The 27-year-old climbed into an Atlantic 85 B-Class lifeboat at Beaumaris lifeboat station on Anglesey accompanied by RNLI crews and an RAF Sea King helicopter.
It was a stunning sight as she made her way up the Menai Strait to Menai Bridge along with around 20 other vessels.
Large crowds had gathered in the early morning sunshine at Beaumaris and Menai Bridge to watch the occasion.
"It was enjoyable to just be on the estuary with all those boats and the helicopter," Ms Evans told BBC Wales.
"I've been very lucky to do that leg. I think I was very, very privileged. It's not what I was expecting."
Asked what she was thinking while travelling up the strait, she laughed: "Don't throw up!"

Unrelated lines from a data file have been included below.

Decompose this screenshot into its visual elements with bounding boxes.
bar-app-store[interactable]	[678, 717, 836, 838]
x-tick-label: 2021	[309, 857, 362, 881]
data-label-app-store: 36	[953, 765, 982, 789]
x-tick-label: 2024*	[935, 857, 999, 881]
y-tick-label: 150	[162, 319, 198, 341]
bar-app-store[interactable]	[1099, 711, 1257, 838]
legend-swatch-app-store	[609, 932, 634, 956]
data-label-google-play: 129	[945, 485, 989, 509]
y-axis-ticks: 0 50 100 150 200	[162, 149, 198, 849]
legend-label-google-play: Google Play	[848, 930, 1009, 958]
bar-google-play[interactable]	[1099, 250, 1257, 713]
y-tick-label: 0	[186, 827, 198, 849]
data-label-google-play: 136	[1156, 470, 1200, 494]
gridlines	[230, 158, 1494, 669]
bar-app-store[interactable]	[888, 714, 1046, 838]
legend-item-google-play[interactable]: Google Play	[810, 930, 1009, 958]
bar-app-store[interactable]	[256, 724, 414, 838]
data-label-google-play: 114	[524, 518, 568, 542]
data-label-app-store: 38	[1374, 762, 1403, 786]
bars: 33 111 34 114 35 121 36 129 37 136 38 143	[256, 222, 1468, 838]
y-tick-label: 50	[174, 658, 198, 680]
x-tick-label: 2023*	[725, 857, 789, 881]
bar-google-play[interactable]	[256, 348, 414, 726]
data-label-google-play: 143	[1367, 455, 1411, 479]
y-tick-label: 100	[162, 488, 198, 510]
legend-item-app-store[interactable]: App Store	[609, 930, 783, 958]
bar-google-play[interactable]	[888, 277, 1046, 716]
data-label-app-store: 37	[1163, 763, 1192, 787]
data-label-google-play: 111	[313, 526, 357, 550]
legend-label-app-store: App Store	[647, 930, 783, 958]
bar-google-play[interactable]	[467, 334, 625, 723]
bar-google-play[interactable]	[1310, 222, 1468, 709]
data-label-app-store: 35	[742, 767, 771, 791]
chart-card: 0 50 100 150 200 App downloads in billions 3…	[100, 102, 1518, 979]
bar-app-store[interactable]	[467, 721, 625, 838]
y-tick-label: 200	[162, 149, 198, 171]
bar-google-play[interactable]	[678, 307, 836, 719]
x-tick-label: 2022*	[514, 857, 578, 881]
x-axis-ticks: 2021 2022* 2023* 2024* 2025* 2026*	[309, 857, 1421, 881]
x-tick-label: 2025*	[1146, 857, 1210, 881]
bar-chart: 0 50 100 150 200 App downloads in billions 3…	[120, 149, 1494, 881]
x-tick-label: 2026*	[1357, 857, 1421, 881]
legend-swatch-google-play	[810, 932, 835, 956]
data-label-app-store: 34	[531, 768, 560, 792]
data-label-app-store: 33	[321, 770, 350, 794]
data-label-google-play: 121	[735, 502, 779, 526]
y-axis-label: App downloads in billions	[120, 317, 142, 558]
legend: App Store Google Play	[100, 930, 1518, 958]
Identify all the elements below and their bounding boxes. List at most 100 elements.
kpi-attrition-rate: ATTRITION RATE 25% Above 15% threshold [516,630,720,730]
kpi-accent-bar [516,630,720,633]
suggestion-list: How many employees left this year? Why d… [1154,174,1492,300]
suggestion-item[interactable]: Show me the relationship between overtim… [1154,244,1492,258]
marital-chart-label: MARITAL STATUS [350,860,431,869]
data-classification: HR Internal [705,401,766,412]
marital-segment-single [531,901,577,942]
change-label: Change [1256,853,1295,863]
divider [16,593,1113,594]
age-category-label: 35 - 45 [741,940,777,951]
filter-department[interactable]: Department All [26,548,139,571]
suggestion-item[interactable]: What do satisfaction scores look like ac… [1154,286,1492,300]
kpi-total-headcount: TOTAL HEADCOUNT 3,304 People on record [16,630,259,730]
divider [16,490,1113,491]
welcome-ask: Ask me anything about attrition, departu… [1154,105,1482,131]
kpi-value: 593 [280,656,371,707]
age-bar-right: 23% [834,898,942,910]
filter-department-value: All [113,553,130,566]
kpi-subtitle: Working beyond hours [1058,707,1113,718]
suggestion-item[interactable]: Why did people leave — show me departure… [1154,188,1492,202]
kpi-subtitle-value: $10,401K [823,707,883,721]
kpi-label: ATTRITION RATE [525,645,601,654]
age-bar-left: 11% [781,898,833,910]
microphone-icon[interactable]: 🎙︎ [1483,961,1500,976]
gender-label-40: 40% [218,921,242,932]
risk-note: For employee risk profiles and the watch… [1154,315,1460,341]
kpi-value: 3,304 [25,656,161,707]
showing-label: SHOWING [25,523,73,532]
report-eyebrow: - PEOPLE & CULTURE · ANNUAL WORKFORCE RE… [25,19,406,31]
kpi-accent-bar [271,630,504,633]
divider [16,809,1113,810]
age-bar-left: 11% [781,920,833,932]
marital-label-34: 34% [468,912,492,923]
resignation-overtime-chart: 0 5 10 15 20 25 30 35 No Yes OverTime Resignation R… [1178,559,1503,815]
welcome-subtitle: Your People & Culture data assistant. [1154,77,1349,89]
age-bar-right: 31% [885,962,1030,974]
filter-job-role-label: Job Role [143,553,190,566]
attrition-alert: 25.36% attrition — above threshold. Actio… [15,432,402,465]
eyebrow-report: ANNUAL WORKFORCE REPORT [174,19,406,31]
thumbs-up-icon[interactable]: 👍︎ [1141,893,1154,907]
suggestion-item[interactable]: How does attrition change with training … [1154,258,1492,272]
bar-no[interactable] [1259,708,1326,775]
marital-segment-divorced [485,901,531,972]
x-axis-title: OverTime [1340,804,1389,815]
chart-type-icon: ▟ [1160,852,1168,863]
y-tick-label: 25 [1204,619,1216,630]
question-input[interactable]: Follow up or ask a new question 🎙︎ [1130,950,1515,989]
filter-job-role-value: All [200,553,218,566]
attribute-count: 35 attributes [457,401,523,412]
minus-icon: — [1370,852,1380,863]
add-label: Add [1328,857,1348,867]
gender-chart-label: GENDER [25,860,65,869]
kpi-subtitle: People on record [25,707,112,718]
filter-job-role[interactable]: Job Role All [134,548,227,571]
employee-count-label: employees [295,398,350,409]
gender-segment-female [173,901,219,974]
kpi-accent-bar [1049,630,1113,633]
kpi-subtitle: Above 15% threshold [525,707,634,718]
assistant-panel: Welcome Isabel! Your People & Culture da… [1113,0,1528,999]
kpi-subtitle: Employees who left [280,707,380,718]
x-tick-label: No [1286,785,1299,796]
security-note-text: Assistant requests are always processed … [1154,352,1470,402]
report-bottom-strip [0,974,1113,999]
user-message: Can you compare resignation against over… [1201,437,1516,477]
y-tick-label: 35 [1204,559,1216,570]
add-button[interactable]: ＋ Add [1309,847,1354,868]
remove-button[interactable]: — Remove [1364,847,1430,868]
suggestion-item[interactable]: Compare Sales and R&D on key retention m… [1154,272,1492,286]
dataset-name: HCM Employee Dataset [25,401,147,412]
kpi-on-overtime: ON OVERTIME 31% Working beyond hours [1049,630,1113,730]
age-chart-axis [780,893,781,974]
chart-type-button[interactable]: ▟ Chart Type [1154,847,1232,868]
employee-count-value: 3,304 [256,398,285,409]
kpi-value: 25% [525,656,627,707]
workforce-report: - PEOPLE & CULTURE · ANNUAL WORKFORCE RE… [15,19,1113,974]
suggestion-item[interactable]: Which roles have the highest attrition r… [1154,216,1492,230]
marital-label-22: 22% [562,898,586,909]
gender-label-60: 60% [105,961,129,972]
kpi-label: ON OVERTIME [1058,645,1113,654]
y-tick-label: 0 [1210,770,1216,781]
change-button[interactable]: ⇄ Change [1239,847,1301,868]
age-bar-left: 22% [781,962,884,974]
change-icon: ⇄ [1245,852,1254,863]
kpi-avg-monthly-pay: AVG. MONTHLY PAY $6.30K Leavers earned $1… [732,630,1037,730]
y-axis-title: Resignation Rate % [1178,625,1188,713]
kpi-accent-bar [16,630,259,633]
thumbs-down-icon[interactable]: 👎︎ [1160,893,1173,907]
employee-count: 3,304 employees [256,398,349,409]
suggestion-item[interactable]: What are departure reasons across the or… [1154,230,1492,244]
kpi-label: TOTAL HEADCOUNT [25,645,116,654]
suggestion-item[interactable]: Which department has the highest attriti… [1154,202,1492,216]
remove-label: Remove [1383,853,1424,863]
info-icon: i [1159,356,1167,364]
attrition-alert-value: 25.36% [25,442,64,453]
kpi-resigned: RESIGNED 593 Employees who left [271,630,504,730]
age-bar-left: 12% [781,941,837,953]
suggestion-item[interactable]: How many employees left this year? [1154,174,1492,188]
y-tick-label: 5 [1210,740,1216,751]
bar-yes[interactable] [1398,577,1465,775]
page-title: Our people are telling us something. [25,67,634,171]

Ms Evans, who has been capped 37 times for the Wales women's rugby team, trains children and young people to play rugby.
For the RNLI, it was a chance to showcase their work to a large audience.
Spokesperson Eleri Davies said: "It's a great honour for the lifeboat station.
"They have worked very hard for weeks preparing for this."
Among the crowds who had gathered in Beaumaris, were Anglesey MP Albert Owen.
He said there was a great enthusiasm on the island for the Olympics.
"I did communicate for the torch to come to Anglesey," he said.
"I met with Seb Coe and said it would be an opportunity lost if it didn't come to perhaps the most iconic part of Wales.
"Wales is a sporting nation and it's important Wales plays a full part in it."
Tracey Owen, 46, from Llangoed, near Beaumaris, had turned up early with hundreds of others in the town to get a glimpse of the torch.
She said she was glad it had come to Anglesey but had some misgivings.
"I don't know if all the money is well spent. It's a recession so I feel mixed really."